Un seul et même Esprit opère toutes ces choses, les distribuant à chacun en particulier comme il veut. Car, comme le corps est un et a plusieurs membres, et comme tous les membres du corps, malgré leur nombre, ne forment qu'un seul corps, ainsi en est-il de Christ. Nous avons tous, en effet, été baptisés dans un seul Esprit, pour former un seul corps, soit Juifs, soit Grecs, soit esclaves, soit libres, et nous avons tous été abreuvés d'un seul Esprit. Ainsi le corps n'est pas un seul membre, mais il est formé de plusieurs membres » (1 Corinthiens 12.4-14).
La révélation du Saint-Esprit aux différentes dispensations.
Dans toutes les périodes de dispensation du passé, le Saint-Esprit a été présent. Même à l’époque antédiluvienne, il a lutté avec les hommes. Sous l’économie lévitique, il était là, qualifiant les constructeurs du tabernacle pour leur travail, oignant Moïse, Aaron et Josué pour leur ministère, inspirant les anciens prophètes pour leurs messages et permettant aux croyants de l’Ancien Testament de connaître, de croire et d’obéir à Dieu dans la mesure de leurs capacités spirituelles.
Mais jusqu’à l’ascension du Christ, le Saint-Esprit ne résidait pas personnellement en l’homme comme c’est le cas aujourd’hui. Ses influences s’exerçaient sur le cœur des hommes, mais sa présence n’était pas localisée, comme elle l’est depuis le jour de la Pentecôte, dans le corps du Christ, l’Église. Tout comme la reine Victoria exerçait son influence sur ses provinces canadiennes sans y résider, le Saint-Esprit était potentiellement présent dans le monde, mais non personnellement, comme il l’est aujourd’hui.
Depuis le début de la dispensation chrétienne, cependant, il réside sur la terre et non au ciel, et il est ici localement, comme le Seigneur Jésus l’était pendant sa vie terrestre. La prééminence transcendante dont jouit un saint du Nouveau Testament est que son âme et son corps deviennent le temple vivant et actuel du Saint-Esprit.
C’est le temps de son action spéciale, dans un âge où nous pouvons nous attendre à ses opérations illimitées, et vers la fin duquel nous devrions anticiper les plus grands triomphes de sa grâce et de sa puissance, alors qu’il inaugurera l’âge suivant : l’âge millénaire, avec la présence personnelle du Christ une fois de plus sur la terre, comme aux jours de sa chair. Mais même dans ce cas, le Saint-Esprit ne sera pas absent. Il résidera toujours dans le croyant et dans l’Église.
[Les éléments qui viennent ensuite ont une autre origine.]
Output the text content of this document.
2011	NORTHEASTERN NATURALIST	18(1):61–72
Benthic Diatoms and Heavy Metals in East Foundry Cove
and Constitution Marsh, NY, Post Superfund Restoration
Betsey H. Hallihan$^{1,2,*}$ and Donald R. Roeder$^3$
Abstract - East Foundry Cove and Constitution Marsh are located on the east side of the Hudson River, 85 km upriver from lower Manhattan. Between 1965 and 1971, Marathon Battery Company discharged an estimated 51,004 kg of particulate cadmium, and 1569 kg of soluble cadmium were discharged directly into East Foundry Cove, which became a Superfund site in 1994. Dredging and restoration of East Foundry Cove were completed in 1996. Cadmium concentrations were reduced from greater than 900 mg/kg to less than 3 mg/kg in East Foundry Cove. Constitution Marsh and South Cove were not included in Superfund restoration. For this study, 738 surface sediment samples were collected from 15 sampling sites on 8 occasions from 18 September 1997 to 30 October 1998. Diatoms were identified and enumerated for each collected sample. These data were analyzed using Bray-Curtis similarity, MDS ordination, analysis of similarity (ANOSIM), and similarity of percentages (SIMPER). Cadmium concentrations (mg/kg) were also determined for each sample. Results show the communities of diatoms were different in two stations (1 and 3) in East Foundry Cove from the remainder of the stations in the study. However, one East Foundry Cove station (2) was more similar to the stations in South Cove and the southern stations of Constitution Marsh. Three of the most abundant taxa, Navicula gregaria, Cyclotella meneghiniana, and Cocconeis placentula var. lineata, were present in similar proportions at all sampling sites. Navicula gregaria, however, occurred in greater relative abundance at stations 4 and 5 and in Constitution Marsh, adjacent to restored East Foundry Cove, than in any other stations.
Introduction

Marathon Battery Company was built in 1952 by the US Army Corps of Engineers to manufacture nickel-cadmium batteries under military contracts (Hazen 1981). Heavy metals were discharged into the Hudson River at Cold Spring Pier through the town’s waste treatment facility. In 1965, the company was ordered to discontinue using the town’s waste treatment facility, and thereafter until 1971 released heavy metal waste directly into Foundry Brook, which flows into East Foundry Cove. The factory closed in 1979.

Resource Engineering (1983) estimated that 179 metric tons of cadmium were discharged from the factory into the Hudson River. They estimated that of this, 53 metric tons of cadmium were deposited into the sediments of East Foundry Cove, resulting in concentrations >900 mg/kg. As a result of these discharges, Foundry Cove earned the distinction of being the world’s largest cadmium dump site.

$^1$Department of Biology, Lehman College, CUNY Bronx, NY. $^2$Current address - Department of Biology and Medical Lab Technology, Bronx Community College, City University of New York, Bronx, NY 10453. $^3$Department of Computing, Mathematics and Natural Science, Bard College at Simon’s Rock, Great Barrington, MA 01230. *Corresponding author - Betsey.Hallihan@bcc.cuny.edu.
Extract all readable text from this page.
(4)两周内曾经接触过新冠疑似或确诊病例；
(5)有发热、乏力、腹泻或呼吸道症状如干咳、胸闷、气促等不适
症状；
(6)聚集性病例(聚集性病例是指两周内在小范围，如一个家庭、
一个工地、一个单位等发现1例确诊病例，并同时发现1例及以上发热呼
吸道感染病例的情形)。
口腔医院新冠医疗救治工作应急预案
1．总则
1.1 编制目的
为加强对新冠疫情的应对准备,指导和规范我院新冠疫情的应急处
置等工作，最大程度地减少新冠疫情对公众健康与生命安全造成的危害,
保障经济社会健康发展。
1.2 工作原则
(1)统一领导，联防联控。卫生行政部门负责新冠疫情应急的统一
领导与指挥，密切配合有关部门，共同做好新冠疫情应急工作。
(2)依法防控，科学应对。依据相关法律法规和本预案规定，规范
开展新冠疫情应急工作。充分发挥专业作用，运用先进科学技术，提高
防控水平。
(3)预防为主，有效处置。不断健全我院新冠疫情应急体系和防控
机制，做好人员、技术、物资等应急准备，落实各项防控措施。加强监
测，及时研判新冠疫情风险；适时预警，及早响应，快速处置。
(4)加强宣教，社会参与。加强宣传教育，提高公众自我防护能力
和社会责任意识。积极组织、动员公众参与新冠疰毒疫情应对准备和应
La question a été débattue de savoir si le Saint-Esprit sera présent sur la terre pendant les jours de la tribulation, après que les saints auront été transférés pour être avec le Seigneur dans les airs. Nous ne pouvons douter qu’il demeurera sur la terre, car sinon comment le reste juif, qui suivra l’Agneau, pourrait-il se convertir, être soutenu et sauvé ?
De même, le reste païen, qui durant ces jours terribles se tournera vers le Seigneur, y compris peut-être de nombreux membres d’une église froide qui n’étaient pas prêts pour la venue du Maître au moment de son apparition ?
Nous ne pouvons donc pas être d’accord avec l’opinion de certains, selon laquelle, lorsque les saints seront enlevés à la rencontre du Seigneur, le Saint-Esprit sera enlevé de la terre. Nous croyons qu’il a choisi cette sombre demeure de péché et de douleur comme scène de ses efforts incessants et finalement triomphants, et qu’il s’en réjouira encore comme d’un royaume restauré et rénové, resplendissant dans toute la beauté, l’absence de péché et la bénédiction de sa restauration accomplie.